Wednesday, September 02, 2009

Architecture As Public Servant

In May Threshold published a four-part series on the community oven built by students and faculty from the College of Design and staff and supporters from Casa De Esperanza. The community oven is a brilliantly simplistic integration of real world construction experience and community service. Students build something with their hands and the community is nourished.

I could not help but think of the community oven while on my recent visit to Walt Disney Concert Hall in Los Angeles. The problems of reflected light and heat that the concert hall imparts on its neighbors and surrounding environment has been well documented. The undulating forms are clad in stainless steel and create enormous parabolic mirrors that bounce glare and heat onto neighboring buildings as well as the public space that surrounds the concert hall.
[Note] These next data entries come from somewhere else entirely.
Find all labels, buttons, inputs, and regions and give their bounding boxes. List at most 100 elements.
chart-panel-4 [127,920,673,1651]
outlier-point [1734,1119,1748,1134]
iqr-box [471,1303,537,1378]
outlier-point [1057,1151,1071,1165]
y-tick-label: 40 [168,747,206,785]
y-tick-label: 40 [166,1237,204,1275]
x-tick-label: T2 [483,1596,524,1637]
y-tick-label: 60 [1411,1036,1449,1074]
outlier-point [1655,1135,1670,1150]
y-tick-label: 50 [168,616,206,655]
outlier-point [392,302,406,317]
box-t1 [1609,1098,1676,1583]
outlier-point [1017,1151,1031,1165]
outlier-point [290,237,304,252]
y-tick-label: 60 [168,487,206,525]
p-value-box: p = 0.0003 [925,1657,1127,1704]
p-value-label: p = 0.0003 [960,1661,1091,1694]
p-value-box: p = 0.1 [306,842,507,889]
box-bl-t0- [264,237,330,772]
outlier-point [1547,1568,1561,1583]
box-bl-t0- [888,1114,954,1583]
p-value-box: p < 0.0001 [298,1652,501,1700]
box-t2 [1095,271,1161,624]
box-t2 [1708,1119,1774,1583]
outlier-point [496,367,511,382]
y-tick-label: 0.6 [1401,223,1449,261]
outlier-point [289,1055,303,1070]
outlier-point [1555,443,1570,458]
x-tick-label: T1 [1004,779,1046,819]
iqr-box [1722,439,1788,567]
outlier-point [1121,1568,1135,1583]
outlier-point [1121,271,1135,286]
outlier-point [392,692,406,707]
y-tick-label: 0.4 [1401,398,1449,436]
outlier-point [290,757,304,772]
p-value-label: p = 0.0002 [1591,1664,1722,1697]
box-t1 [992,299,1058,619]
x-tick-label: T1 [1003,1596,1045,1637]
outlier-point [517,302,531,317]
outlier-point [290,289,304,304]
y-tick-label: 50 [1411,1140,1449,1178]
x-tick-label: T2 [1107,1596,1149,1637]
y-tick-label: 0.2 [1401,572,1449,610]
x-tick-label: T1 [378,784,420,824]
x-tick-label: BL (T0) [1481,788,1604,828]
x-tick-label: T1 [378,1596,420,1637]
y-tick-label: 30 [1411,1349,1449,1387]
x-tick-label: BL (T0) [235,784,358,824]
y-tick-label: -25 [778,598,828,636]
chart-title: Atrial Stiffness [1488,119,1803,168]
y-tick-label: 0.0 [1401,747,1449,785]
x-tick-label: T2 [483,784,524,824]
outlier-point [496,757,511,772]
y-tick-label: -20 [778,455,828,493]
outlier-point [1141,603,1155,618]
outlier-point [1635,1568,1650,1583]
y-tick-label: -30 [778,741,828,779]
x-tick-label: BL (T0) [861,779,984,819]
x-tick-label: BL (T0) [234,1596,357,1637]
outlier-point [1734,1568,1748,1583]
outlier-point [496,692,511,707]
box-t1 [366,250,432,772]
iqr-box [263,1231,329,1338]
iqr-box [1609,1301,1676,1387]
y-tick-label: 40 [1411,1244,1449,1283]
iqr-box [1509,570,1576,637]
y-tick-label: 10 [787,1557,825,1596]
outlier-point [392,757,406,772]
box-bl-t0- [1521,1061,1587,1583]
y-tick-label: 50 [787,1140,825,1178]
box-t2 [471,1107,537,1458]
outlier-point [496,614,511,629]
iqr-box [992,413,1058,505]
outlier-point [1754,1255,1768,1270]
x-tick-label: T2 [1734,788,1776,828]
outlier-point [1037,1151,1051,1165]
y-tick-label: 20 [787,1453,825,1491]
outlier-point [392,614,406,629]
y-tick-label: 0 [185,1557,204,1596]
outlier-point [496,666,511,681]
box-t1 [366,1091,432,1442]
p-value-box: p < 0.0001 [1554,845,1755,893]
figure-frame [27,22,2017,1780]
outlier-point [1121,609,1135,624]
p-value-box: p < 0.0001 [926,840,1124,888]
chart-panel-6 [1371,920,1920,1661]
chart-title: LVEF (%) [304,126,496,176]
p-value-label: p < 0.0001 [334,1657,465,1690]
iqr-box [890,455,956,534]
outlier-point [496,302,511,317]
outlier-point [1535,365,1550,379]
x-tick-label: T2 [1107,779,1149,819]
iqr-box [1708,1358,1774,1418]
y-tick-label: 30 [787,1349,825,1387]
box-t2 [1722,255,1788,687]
Before the stainless steel skin was sanded and dulled in 2005 the surrounding public space experienced temperatures of 140˚ Fahrenheit. I’ll grant you that this is not enough heat to cook food, but it is close. I bet if Gehry had pushed the CATIA. a little harder he could have gotten there, and I’m only half joking.

I am not advocating bouncing heat and glare around downtown Los Angeles, but concentrating it for public purpose could help lessen the perception that the building is by and for the elite.
This is not a perception I am creating for dramatic flair, nor am I bashing the concert hall. I interviewed a passerby during my visit. He lives in Orange County only 40 miles away, and he has never attended a performance at the concert hall. It wasn’t that he did not like classical music or theatre. He simply felt the venue was too foreboding from a financial standpoint. However, tickets for the currently running Spamalot show start at $40. Though it is true not everyone has $40 to spend on an event like this, the price seems reasonable.

Imagine how the passerby’s perception might change if he walked by the building one day and they were cooking food for the less fortunate with heat given by the sun and concentrated by the forms of concert hall. Image the poetry of a piece of architecture feeding people both the nourishment of food and culture.